Detection Methods for CVE-2026-4241
Indicators of Compromise
- Unusual SQL error messages in web server logs referencing /admin/time-table.php
- HTTP requests to /admin/time-table.php containing SQL metacharacters (single quotes, semicolons, UNION, SELECT keywords) in the course_code parameter
- Database query logs showing unexpected or malformed queries originating from the time-table functionality
- Unexpected database modifications or data exfiltration patterns
Detection Strategies
- Deploy web application firewall (WAF) rules to detect SQL injection patterns in requests to /admin/time-table.php
- Monitor HTTP access logs for requests containing suspicious SQL syntax in query parameters
- Implement database activity monitoring to detect anomalous query patterns from the College Management System application
- Configure intrusion detection systems with signatures for common SQL injection payloads
Monitoring Recommendations
- Enable verbose logging for the College Management System application and associated database
- Set up alerts for HTTP 500 errors or database error messages related to the time-table functionality
- Monitor for unusual data access patterns or bulk data retrieval from the database
- Review authentication logs for any signs of authentication bypass attempts
How to Mitigate CVE-2026-4241
Immediate Actions Required
- Restrict network access to the administrative interface (/admin/) to trusted IP addresses only
- Implement a web application firewall with SQL injection detection rules in front of the application
- Review and audit all user input handling in the College Management System codebase
- Consider taking the vulnerable endpoint offline until a patch is available
Patch Information
No official vendor patch has been identified in the available CVE data. Administrators should monitor the IT Source Code Resource for updates. The vulnerability was documented through the VulDB Submission #771389. Organizations using this software should implement compensating controls until a patch becomes available.
Workarounds
- Implement input validation at the application layer to sanitize the course_code parameter, rejecting any input containing SQL metacharacters
- Deploy a reverse proxy or WAF configured to filter SQL injection attempts targeting the vulnerable endpoint
- Restrict database user privileges for the application to minimum required permissions (principle of least privilege)

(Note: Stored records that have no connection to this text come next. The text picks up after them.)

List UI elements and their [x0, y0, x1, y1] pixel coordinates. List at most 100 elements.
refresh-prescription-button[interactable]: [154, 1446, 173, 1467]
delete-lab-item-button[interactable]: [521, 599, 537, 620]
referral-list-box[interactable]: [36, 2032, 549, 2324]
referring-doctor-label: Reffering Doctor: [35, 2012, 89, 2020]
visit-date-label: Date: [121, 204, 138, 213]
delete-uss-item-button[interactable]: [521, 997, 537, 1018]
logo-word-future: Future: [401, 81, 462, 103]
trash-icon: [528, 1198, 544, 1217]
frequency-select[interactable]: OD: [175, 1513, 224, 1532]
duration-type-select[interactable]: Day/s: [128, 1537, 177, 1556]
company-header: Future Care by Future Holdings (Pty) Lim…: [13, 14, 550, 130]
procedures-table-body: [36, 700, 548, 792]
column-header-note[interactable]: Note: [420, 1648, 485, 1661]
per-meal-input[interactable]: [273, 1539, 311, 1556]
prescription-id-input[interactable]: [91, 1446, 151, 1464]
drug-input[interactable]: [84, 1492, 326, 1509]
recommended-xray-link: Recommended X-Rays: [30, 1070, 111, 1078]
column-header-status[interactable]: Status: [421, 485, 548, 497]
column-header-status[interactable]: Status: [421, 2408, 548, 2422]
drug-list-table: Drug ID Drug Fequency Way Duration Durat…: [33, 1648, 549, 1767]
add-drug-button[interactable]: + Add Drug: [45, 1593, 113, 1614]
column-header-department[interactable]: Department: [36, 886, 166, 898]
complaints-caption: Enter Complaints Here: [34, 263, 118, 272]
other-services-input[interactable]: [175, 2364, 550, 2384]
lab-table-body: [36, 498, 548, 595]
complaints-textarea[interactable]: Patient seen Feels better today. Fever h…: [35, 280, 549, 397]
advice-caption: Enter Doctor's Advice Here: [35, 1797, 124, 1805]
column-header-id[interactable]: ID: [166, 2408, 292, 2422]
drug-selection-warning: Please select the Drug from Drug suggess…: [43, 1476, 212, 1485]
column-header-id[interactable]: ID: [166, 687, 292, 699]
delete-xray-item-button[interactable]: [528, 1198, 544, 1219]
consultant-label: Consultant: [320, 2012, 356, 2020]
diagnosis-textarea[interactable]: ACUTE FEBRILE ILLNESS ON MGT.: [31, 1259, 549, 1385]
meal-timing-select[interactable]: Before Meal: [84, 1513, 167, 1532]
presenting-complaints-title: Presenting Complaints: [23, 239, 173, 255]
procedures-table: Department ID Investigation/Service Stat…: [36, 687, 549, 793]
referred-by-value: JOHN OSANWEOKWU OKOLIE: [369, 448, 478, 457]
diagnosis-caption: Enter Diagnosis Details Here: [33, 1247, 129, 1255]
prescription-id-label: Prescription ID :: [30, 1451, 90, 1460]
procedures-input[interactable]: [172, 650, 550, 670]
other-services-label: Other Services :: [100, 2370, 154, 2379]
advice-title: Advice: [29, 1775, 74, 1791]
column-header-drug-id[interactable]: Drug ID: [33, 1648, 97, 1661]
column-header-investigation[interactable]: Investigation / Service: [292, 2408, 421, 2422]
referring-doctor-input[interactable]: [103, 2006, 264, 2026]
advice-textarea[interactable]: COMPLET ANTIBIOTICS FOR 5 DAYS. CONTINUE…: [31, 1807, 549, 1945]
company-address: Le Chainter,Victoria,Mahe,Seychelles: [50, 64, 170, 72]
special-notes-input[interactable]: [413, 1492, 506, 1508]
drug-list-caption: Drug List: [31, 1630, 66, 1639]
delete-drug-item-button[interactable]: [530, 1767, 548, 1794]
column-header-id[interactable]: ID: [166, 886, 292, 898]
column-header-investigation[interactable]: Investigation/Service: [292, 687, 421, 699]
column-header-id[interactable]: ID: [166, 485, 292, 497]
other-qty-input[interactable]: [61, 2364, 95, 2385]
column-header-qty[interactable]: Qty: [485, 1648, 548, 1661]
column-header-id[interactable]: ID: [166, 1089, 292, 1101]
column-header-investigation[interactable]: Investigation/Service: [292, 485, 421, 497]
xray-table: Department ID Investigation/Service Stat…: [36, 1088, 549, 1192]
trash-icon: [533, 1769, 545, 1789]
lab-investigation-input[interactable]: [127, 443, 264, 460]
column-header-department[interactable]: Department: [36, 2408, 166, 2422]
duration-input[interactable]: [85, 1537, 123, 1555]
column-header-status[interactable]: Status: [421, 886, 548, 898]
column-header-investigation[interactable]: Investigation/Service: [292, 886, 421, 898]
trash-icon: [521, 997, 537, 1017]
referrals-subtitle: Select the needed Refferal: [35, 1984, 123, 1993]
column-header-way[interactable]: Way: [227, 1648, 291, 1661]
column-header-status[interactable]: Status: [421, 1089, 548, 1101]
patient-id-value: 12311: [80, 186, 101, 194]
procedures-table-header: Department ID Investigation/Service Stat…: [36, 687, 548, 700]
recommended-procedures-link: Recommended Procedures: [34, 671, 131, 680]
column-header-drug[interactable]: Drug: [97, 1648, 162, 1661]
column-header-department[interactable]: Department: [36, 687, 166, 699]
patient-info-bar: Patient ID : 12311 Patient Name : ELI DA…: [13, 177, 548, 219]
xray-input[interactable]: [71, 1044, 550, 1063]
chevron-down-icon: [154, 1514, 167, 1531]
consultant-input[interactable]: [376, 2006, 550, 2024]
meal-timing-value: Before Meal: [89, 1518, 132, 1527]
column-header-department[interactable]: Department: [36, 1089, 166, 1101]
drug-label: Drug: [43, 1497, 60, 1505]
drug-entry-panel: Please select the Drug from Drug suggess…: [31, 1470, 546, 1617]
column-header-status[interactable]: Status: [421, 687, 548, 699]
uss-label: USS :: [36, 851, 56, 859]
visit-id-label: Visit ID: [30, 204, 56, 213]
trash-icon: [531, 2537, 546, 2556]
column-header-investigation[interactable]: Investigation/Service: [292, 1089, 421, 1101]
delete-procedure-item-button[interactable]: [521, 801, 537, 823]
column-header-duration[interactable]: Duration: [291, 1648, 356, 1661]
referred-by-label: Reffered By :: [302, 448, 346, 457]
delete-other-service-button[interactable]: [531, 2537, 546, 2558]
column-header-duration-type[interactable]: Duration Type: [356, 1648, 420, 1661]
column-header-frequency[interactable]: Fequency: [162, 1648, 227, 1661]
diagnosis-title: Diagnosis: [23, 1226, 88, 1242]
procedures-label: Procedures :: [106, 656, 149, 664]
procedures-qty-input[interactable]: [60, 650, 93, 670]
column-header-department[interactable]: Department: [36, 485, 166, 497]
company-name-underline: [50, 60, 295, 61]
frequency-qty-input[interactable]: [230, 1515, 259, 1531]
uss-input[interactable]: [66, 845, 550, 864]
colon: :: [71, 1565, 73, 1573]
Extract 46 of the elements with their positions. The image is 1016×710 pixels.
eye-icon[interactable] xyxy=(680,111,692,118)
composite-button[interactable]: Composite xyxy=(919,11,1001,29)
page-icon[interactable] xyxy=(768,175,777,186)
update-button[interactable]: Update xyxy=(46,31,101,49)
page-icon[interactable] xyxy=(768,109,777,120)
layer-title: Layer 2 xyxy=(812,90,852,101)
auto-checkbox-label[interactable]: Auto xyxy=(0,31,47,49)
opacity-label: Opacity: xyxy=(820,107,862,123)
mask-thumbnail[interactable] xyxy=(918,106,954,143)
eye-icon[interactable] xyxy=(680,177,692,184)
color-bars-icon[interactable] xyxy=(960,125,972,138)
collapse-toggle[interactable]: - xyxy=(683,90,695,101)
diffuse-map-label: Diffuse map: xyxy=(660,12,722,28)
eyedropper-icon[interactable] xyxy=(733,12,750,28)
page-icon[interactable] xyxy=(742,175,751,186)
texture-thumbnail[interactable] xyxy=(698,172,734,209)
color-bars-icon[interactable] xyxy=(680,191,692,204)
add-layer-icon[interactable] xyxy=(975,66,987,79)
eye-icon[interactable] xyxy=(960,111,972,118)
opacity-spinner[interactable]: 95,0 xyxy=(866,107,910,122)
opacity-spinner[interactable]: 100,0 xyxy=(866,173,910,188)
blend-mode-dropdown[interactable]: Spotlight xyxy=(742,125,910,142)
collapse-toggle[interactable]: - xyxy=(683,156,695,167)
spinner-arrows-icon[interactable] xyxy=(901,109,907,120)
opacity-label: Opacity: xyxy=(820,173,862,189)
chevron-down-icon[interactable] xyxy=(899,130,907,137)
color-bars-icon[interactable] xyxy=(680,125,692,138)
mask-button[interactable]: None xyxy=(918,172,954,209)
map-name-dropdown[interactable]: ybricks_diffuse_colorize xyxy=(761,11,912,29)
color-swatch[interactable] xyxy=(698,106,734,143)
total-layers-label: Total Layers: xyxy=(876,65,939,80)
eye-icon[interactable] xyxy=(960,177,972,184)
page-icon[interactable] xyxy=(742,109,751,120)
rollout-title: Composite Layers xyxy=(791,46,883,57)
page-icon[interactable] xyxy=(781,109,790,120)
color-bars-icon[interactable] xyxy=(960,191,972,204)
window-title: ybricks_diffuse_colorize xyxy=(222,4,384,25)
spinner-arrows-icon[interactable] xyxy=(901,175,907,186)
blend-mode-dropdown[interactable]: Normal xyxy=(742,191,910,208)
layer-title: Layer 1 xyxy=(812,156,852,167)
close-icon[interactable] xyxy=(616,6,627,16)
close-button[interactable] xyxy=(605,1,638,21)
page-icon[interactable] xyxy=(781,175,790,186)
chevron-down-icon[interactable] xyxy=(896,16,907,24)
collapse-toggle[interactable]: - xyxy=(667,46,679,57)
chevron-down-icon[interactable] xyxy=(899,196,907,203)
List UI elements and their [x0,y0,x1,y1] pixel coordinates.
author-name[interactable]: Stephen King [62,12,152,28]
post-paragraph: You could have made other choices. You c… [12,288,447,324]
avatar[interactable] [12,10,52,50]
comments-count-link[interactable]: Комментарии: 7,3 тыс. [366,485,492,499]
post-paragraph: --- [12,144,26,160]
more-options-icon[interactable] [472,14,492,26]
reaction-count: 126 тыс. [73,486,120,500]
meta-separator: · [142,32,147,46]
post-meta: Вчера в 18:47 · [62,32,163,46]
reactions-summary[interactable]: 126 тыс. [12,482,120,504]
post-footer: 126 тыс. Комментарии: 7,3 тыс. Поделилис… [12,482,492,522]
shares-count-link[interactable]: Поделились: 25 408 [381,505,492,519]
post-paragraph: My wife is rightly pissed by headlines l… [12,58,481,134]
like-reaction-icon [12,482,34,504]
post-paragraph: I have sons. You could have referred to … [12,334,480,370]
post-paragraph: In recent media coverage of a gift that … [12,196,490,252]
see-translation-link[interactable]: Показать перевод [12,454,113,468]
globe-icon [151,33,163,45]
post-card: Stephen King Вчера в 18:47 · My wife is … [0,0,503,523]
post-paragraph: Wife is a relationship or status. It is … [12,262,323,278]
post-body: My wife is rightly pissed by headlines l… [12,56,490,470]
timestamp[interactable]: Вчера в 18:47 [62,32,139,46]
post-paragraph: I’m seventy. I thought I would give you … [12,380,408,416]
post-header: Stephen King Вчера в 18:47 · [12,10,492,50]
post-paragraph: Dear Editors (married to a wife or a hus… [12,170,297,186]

- If source code access is available, modify the vulnerable query to use prepared statements with parameterized inputs
# Example WAF configuration to block SQL injection attempts (ModSecurity)
SecRule ARGS:course_code "@detectSQLi" \
"id:100001,\
phase:2,\
deny,\
status:403,\
msg:'SQL Injection attempt detected in course_code parameter',\
logdata:'Matched Data: %{MATCHED_VAR}'"
Disclaimer: This content was generated using AI. While we strive for accuracy, please verify critical information with official sources.